Several actresses on stage dressed in black and purple scarves on their heads.
representation of Violet, a work created by the theater company Cerrado Por Obra (2017). Feminist revision of classic texts such as the celestine, Carmen, The life is dream, Don Juan Tenorio.
Author provided

You trust your partner, your partner, and that is how you perceive your own growth. There is also trust in the collaborative figures that guide the process, such as the person who directs the show and will be present from the gestation to the stage delivery of the work itself.

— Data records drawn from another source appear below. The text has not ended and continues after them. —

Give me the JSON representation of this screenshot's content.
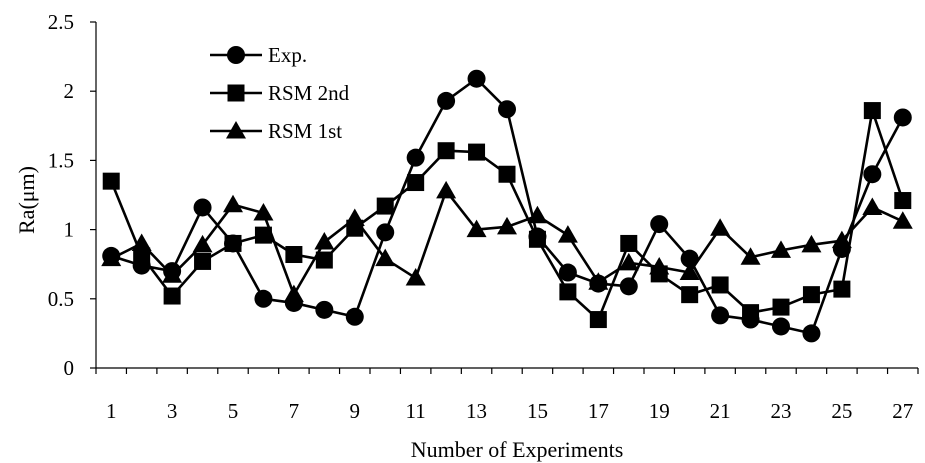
{
  "chart_data": {
    "type": "line",
    "title": "",
    "xlabel": "Number of Experiments",
    "ylabel": "Ra(μm)",
    "xlim": [
      0.5,
      27.5
    ],
    "ylim": [
      0,
      2.5
    ],
    "x": [
      1,
      2,
      3,
      4,
      5,
      6,
      7,
      8,
      9,
      10,
      11,
      12,
      13,
      14,
      15,
      16,
      17,
      18,
      19,
      20,
      21,
      22,
      23,
      24,
      25,
      26,
      27
    ],
    "x_tick_labels": [
      "1",
      "3",
      "5",
      "7",
      "9",
      "11",
      "13",
      "15",
      "17",
      "19",
      "21",
      "23",
      "25",
      "27"
    ],
    "y_tick_labels": [
      "0",
      "0.5",
      "1",
      "1.5",
      "2",
      "2.5"
    ],
    "y_ticks": [
      0,
      0.5,
      1,
      1.5,
      2,
      2.5
    ],
    "grid": false,
    "legend_position": "top-left",
    "series": [
      {
        "name": "Exp.",
        "marker": "circle",
        "color": "#000000",
        "values": [
          0.81,
          0.74,
          0.7,
          1.16,
          0.9,
          0.5,
          0.47,
          0.42,
          0.37,
          0.98,
          1.52,
          1.93,
          2.09,
          1.87,
          0.95,
          0.69,
          0.61,
          0.59,
          1.04,
          0.79,
          0.38,
          0.35,
          0.3,
          0.25,
          0.86,
          1.4,
          1.81
        ]
      },
      {
        "name": "RSM 2nd",
        "marker": "square",
        "color": "#000000",
        "values": [
          1.35,
          0.81,
          0.52,
          0.77,
          0.9,
          0.96,
          0.82,
          0.78,
          1.01,
          1.17,
          1.34,
          1.57,
          1.56,
          1.4,
          0.93,
          0.55,
          0.35,
          0.9,
          0.68,
          0.53,
          0.6,
          0.4,
          0.44,
          0.53,
          0.57,
          1.86,
          1.21
        ]
      },
      {
        "name": "RSM 1st",
        "marker": "triangle",
        "color": "#000000",
        "values": [
          0.79,
          0.9,
          0.67,
          0.89,
          1.18,
          1.12,
          0.53,
          0.91,
          1.08,
          0.79,
          0.65,
          1.28,
          1.0,
          1.02,
          1.1,
          0.96,
          0.62,
          0.76,
          0.73,
          0.69,
          1.01,
          0.8,
          0.85,
          0.89,
          0.92,
          1.16,
          1.06
        ]
      }
    ]
  }
}
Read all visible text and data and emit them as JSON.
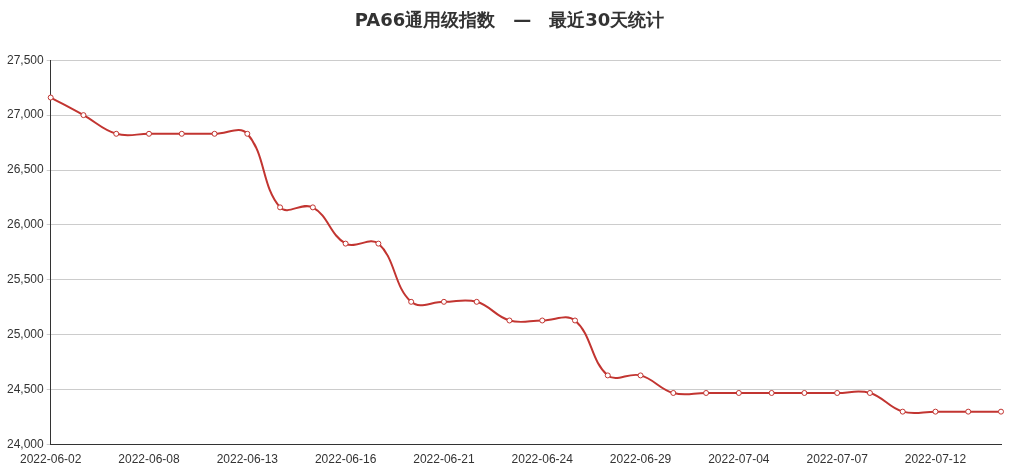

This must be done knowing how to take care of yourself and having the utmost respect for the people who carry out this process, as managers such as Mariana González Roberts do.

In spaces that host collective creative processes in which people need each other for the aesthetic artistic result to be realized, self-care and care of others are essential for development. Not working from there is like wanting to start a conversation looking at the wall.

The life of show business and the show bring us closer to a new social paradigm that takes the objective value (worthy of study) of a poetic, artistic subjectivity, which sweetens the scientific research process and turns theater into an indispensable tool for study. sociological. But it also helps us to reconsider the sociopolitical context, the final show being the result of a hypothetical experiment in social transformation and, therefore, an essential tool for working on equality.